A Declaração das Nações Unidas sobre os Direitos dos Povos Indígenas prevê diversas medidas para reparação dos prejuízos experimentados pelos índios desde a colonização, como o direito a reparação justa e eqüitativa aos povos despojados de seus meios de desenvolvimento e subsistência, e o direito dos indígenas à indenização pelas terras, territórios ou recursos que tenham sido confiscados, tomados ou ocupados sem o consentimento livre, prévio e informado dos povos indígenas atingidos.
A Declaração das Nações Unidas em comento garante aos povos indígenas a conservação e proteção do meio ambiente e da capacidade produtiva de suas terras, territórios e recursos, bem como do direito a procedimentos eqüitativos e justos para o acerto de controvérsias com o Estado ou outras partes, além de reparação efetiva para toda lesão a seus direitos individuais e coletivos. Dita, também, que os índios têm direito a não sofrer assimilação forçada ou destruição de sua cultura.
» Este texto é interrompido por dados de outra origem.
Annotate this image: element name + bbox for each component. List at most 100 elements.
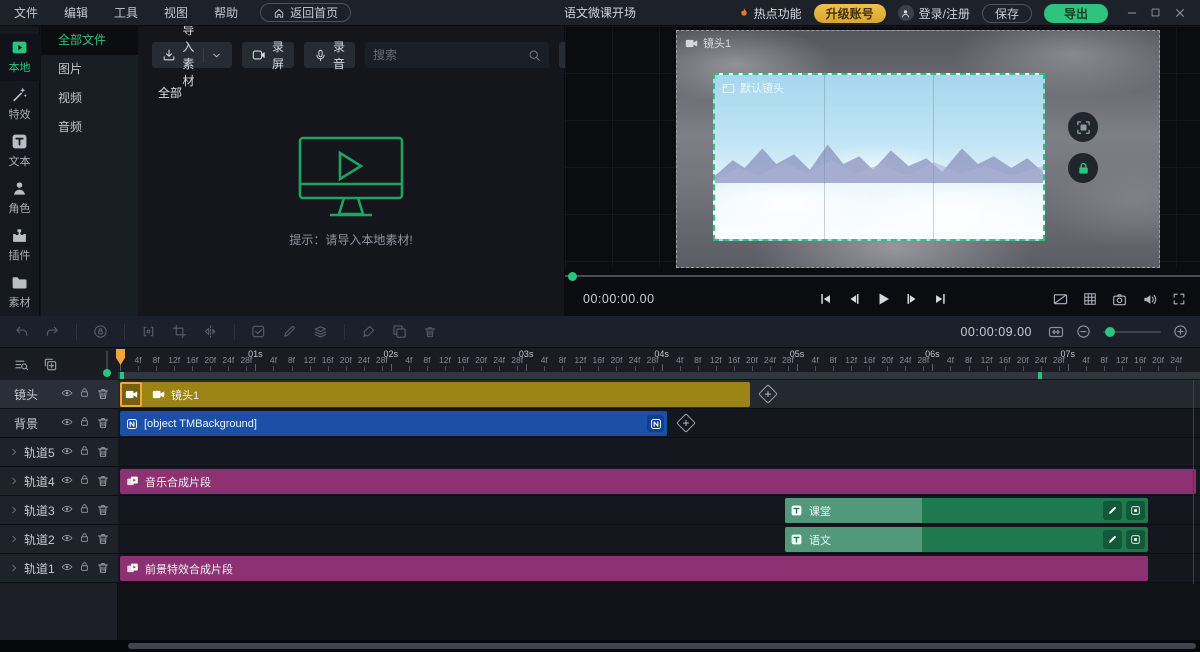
- marker-handle[interactable]: [103, 351, 111, 377]
- record-screen-button[interactable]: 录屏: [242, 40, 295, 71]
- search-box[interactable]: [365, 42, 550, 68]
- clip-background[interactable]: [object TMBackground]: [120, 411, 667, 436]
- horizontal-scrollbar[interactable]: [0, 640, 1200, 652]
- sidebar-item-2[interactable]: 文本: [0, 128, 40, 175]
- track-lock-icon[interactable]: [79, 416, 90, 430]
- file-filter-0[interactable]: 全部文件: [41, 26, 138, 55]
- timeline-zoom-slider[interactable]: [1103, 326, 1161, 338]
- track-header-轨道2[interactable]: 轨道2: [0, 525, 118, 553]
- close-button[interactable]: [1174, 7, 1192, 19]
- clip-camera[interactable]: 镜头1: [120, 382, 750, 407]
- import-media-button[interactable]: 导入素材: [152, 23, 233, 88]
- track-lock-icon[interactable]: [79, 561, 90, 575]
- layers-button[interactable]: [313, 324, 328, 339]
- sidebar-item-0[interactable]: 本地: [0, 34, 40, 81]
- menu-item-1[interactable]: 编辑: [64, 4, 88, 21]
- sidebar-item-5[interactable]: 素材: [0, 269, 40, 316]
- clip-fade-segment[interactable]: 语文: [785, 527, 922, 552]
- upgrade-account-button[interactable]: 升级账号: [813, 3, 886, 23]
- hot-features-button[interactable]: 热点功能: [738, 5, 802, 22]
- sidebar-item-3[interactable]: 角色: [0, 175, 40, 222]
- play-button[interactable]: [875, 291, 891, 307]
- maximize-button[interactable]: [1150, 7, 1168, 19]
- tab-all[interactable]: 全部: [158, 84, 564, 101]
- menu-item-2[interactable]: 工具: [114, 4, 138, 21]
- chevron-right-icon[interactable]: [9, 534, 19, 544]
- crop-button[interactable]: [172, 324, 187, 339]
- track-header-轨道3[interactable]: 轨道3: [0, 496, 118, 524]
- sidebar-item-1[interactable]: 特效: [0, 81, 40, 128]
- track-lane-轨道1[interactable]: 前景特效合成片段: [118, 554, 1200, 582]
- export-button[interactable]: 导出: [1043, 3, 1108, 23]
- track-visibility-icon[interactable]: [61, 503, 73, 517]
- display-mode-button[interactable]: [1053, 292, 1068, 307]
- redo-button[interactable]: [45, 324, 60, 339]
- scrollbar-thumb[interactable]: [128, 643, 1196, 649]
- track-header-轨道5[interactable]: 轨道5: [0, 438, 118, 466]
- clip-composite[interactable]: 音乐合成片段: [120, 469, 1196, 494]
- track-visibility-icon[interactable]: [61, 416, 73, 430]
- add-keyframe-button[interactable]: +: [758, 384, 778, 404]
- clip-animate-button[interactable]: [1103, 530, 1122, 549]
- lock-camera-button[interactable]: [1068, 153, 1098, 183]
- default-camera-frame[interactable]: 默认镜头: [713, 73, 1045, 241]
- chevron-right-icon[interactable]: [9, 476, 19, 486]
- preview-seekbar[interactable]: [565, 272, 1200, 281]
- seek-handle[interactable]: [568, 272, 577, 281]
- minimize-button[interactable]: [1126, 7, 1144, 19]
- clip-fade-segment[interactable]: 课堂: [785, 498, 922, 523]
- menu-item-3[interactable]: 视图: [164, 4, 188, 21]
- track-visibility-icon[interactable]: [61, 445, 73, 459]
- timeline-ruler[interactable]: 0s4f8f12f16f20f24f28f01s4f8f12f16f20f24f…: [118, 348, 1200, 372]
- file-filter-3[interactable]: 音频: [41, 113, 138, 142]
- track-manager-icon[interactable]: [14, 357, 29, 372]
- chevron-right-icon[interactable]: [9, 447, 19, 457]
- menu-item-0[interactable]: 文件: [14, 4, 38, 21]
- safe-grid-button[interactable]: [1083, 292, 1097, 306]
- track-lane-轨道2[interactable]: 语文: [118, 525, 1200, 553]
- track-visibility-icon[interactable]: [61, 532, 73, 546]
- focus-camera-button[interactable]: [1068, 112, 1098, 142]
- track-lane-轨道4[interactable]: 音乐合成片段: [118, 467, 1200, 495]
- track-header-轨道1[interactable]: 轨道1: [0, 554, 118, 582]
- edit-pen-button[interactable]: [282, 324, 297, 339]
- track-delete-icon[interactable]: [96, 416, 110, 430]
- track-visibility-icon[interactable]: [61, 474, 73, 488]
- track-lock-icon[interactable]: [79, 445, 90, 459]
- file-filter-2[interactable]: 视频: [41, 84, 138, 113]
- copy-button[interactable]: [392, 324, 407, 339]
- save-button[interactable]: 保存: [981, 3, 1032, 23]
- undo-button[interactable]: [14, 324, 29, 339]
- skip-start-button[interactable]: [819, 292, 833, 306]
- search-icon[interactable]: [528, 49, 541, 62]
- format-brush-button[interactable]: [361, 324, 376, 339]
- next-frame-button[interactable]: [905, 292, 919, 306]
- zoom-in-button[interactable]: [1173, 324, 1188, 339]
- track-lane-背景[interactable]: [object TMBackground] +: [118, 409, 1200, 437]
- clip-text[interactable]: 课堂: [785, 498, 1148, 523]
- previous-frame-button[interactable]: [847, 292, 861, 306]
- track-lock-icon[interactable]: [79, 387, 90, 401]
- track-delete-icon[interactable]: [96, 532, 110, 546]
- sidebar-item-4[interactable]: 插件: [0, 222, 40, 269]
- clip-frame-button[interactable]: [1126, 530, 1145, 549]
- track-delete-icon[interactable]: [96, 445, 110, 459]
- clip-animate-button[interactable]: [1103, 501, 1122, 520]
- search-input[interactable]: [373, 48, 529, 62]
- track-lock-icon[interactable]: [79, 503, 90, 517]
- chevron-right-icon[interactable]: [9, 563, 19, 573]
- menu-item-4[interactable]: 帮助: [214, 4, 238, 21]
- zoom-slider-handle[interactable]: [1105, 326, 1115, 337]
- track-lane-轨道3[interactable]: 课堂: [118, 496, 1200, 524]
- clip-text[interactable]: 语文: [785, 527, 1148, 552]
- chevron-down-icon[interactable]: [211, 50, 222, 61]
- track-delete-icon[interactable]: [96, 503, 110, 517]
- track-delete-icon[interactable]: [96, 387, 110, 401]
- delete-button[interactable]: [423, 325, 437, 339]
- track-visibility-icon[interactable]: [61, 561, 73, 575]
- track-visibility-icon[interactable]: [61, 387, 73, 401]
- mirror-button[interactable]: [203, 324, 218, 339]
- chevron-right-icon[interactable]: [9, 505, 19, 515]
- selected-keyframe[interactable]: [120, 382, 142, 407]
- record-voice-button[interactable]: 录音: [304, 40, 356, 71]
A Convenção 169 da OIT/1989 e a Declaração das Nações Unidas sobre os Direitos dos Povos são documentos que, junto com os demais instrumentos formadores do direito internacional dos direitos humanos, devem orientar todas as práticas do Governo, nortear os Tribunais na interpretação da Constituição e da legislação indigenista em vigor (leis feitas por não índios para regular as relações com os índios), e lastrear as relações entre a sociedade civil e a sociedade indígena.
Embora relevante e paradigmática a providência adotada pelo governo australiano para com os aborígenes, mais importante que a apresentação de pedido formal de desculpas aos índios brasileiros é o encontro de meios para assegurar eficácia e efetividade aos direitos consagrados aos índios na Declaração dos Direitos dos Povos Indígenas/ONU-2007, na Convenção 169 da OIT/1989 e na Constituição Federal em vigor. Apesar dos esforços e de alguns avanços, muito tem que ser feito para tanto.
Na atualidade, a inclusão jurídica dos índios, vale dizer, o reconhecimento dos direitos dos índios, é fato. O desafio que se coloca relaciona-se com a real e efetiva aplicação dos direitos consagrados aos índios. Devem ser garantidos à FUNAI meios necessários para que possa atuar de forma a alcançar soluções às reivindicações indígenas, sobretudo no que toca à identificação e demarcação de terras.
O governo deve garantir os direitos dos índios sobre as terras que ocupam, encontrando formas eqüitativas para a realização de obras necessárias ao desenvolvimento, com respeito às culturas, costumes e práticas tradicionais próprias, como previsto na Declaração dos Direitos dos Povos Indígenas, na Convenção 169/OIT, e na Constituição. Como preconizado pela Declaração dos Direitos dos Povos Indígenas, o Estado deve adotar práticas hábeis a evitar a assimilação forçada e a destruição da cultura dos índios.
Independentemente do justo e devido pedido formal de desculpas aos povos indígenas, como feito pelo governo australiano em relação aos aborígines, o Governo deve encontrar meios para tornar efetivas disposições contidas na Declaração das Nações Unidas sobre os Direitos dos Povos Indígenas, que preconizam o dever dos Estados de estabelecerem medidas adequadas para evitar a destruição da cultura dos índios, e reparar as injustiças históricas impostas aos índios há quinhentos anos.